A challenging time for the Church

It is no secret that the Church Archbishop Charles Scicluna inherited has been going through a particularly difficult phase of late. 

Cartoon by Mark Scicluna
Cartoon by Mark Scicluna

Last week, Archbishop Charles Scicluna formally put an end to much speculation by taking over the reins of the Catholic Church. 

It is no secret that the Church he inherited has been going through a particularly difficult phase of late. Ironically, Scicluna’s own installation last Saturday was itself the fruit of this turbulence. Former Archbishop Paul Cremona had asked to be relieved of his duties, amid widespread rumours of internal dissent. At the time, this only made visible an internal fracture that had long been suspected to exist.

Perceptions that the Maltese Curia was overrun by contentious factions had already been in evidence before Cremona’s resignation. The Church’s earlier involvement in the 2011 divorce referendum campaign, for instance, had been characterised by mixed and seemingly contradictory messages… as Scicluna himself attested in a television interview.

The result, he said, was ‘total confusion’… but it also indicated a reality that evidently took the local Church by surprise. Groundswell sentiment in Malta had clearly shifted since the days, not all that much earlier, when a clear message from the Church was always enough to entrench public opinion on any particular issue. 

But while Malta has evolved both socially and institutionally since then, the Church’s corresponding adjustment to the new realities has been markedly slow. Even today, there are other new realities which may likewise pose a challenge to the moral authority of the Maltese Church. 

On civil rights issues – where tension between Church and state so often arises – Malta has taken new and often unexpected directions of late. The country has now regulated same-sex unions, despite the public objections – not least, from Mgr Scicluna himself – on the part of the Church. The imminent gender identity bill now poses much the same moral dilemma to an institution which in former years perceived itself as the sole arbiter of truth. 

Elsewhere, the school curriculum has been revised to take into account (where relevant) a growing segment that does not recognise the Catholic Church as its moral torchbearer. And in a country where religion has always played a part in issues of national identity, these changes will inevitably bring the Church’s internal disputes to the fore.

But it is not just at a local level that the Church appears to be undergoing a transition. The global Church, too, is changing. Pope Francis, now just into the third year of his Pontificate, may no longer be a ‘new’ face at the Vatican. But he has radically shaken up the institution of the Church since taking over the helm in 2013: if not in terms of its core teachings on sensitive issues, at least in terms of the subliminal messages now emitting from the Vatican.

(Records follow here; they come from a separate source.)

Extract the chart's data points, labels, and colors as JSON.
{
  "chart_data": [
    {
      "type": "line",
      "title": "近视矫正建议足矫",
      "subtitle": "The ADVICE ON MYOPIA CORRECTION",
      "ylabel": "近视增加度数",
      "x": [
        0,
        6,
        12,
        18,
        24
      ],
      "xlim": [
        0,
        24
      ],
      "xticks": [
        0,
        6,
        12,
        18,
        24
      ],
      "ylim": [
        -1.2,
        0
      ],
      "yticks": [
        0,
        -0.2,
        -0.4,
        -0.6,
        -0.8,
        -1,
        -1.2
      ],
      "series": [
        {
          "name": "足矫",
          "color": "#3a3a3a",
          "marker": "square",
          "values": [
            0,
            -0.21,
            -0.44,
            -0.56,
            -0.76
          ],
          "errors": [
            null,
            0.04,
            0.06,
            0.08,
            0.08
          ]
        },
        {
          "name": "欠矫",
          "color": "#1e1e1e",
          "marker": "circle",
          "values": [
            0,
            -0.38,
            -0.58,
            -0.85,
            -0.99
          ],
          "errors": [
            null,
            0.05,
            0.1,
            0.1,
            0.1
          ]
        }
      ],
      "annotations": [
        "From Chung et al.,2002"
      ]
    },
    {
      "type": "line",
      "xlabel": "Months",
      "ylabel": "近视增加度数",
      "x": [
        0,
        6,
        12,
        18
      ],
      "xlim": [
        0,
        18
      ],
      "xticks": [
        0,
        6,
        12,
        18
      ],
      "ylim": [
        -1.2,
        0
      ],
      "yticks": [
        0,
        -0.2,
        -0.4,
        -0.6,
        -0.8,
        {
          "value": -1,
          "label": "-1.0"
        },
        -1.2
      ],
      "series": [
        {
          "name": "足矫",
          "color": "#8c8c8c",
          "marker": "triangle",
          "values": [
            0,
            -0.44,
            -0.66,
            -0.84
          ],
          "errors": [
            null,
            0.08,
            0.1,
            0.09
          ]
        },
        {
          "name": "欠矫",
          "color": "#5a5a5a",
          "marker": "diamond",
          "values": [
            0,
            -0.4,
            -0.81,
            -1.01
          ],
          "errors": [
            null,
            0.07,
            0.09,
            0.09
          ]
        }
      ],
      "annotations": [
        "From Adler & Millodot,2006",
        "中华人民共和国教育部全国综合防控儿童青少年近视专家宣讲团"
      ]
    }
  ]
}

Underpinning the Pope’s more recent statements is a more acute social and political awareness than was shown by his predecessor. Many have interpreted the Pope’s explicit concerns with poverty and social injustice as an indirect attack on the internal policies of the Church herself: whose riches and pomp often seem at odds with the intrinsic message of Jesus Christ.

Archbishop Charles Scicluna will therefore no doubt be fully conscious that he assumes his office at a pivotal and particularly challenging time for the Church. And already he has indicated cognisance of the problems he now faces. From his few appearances to date, one is struck by his candour and frankness when confronting the issue of declining Mass attendance. 

Mgr Scicluna revealed how, according to internal Church estimates, attendance has now fallen to 40%…. making for an estimated rate of decline of 1% a year. Significantly, he also revealed that the Church had hitherto been reluctant to commission more detailed surveys in this regard: suggesting that the institution may have deliberately buried its head in the sand in the past, and that some today would prefer it continued to do so.

Clearly, this is not Mgr Scicluna’s own intention, though it remains to be seen how he intends to confront these and other challenges. Elsewhere, his comments on the divorce referendum and its implications indicate an altogether more informed and realistic approach to social issues… though this may seem at odds with his own earlier outspoken statements on the civil unions law, which he had urged MPs to vote against.

Implicit in all these concerns is a central question that the Church has visibly struggled with in the past: the question of how far it should intervene, in matters of state, to fulfil its own spiritual mission. This same question also lay at the heart of the internal issues that became externalised with Cremona’s resignation in 2014. 

Scicluna’s own views in this matter may be known or guessed, on the basis of his past statements. But what the Church’s recent experience also shows is that the path of intervention in state matters has always proved bruising, both for the Church and for the State.

The new Archbishop has already indicated awareness of this dilemma. Whatever direction he chooses to take, one thing is clear. The main challenge facing the Church involves a renewal of its relevance in a changing society, in the light of the global changes affecting the institution as a whole.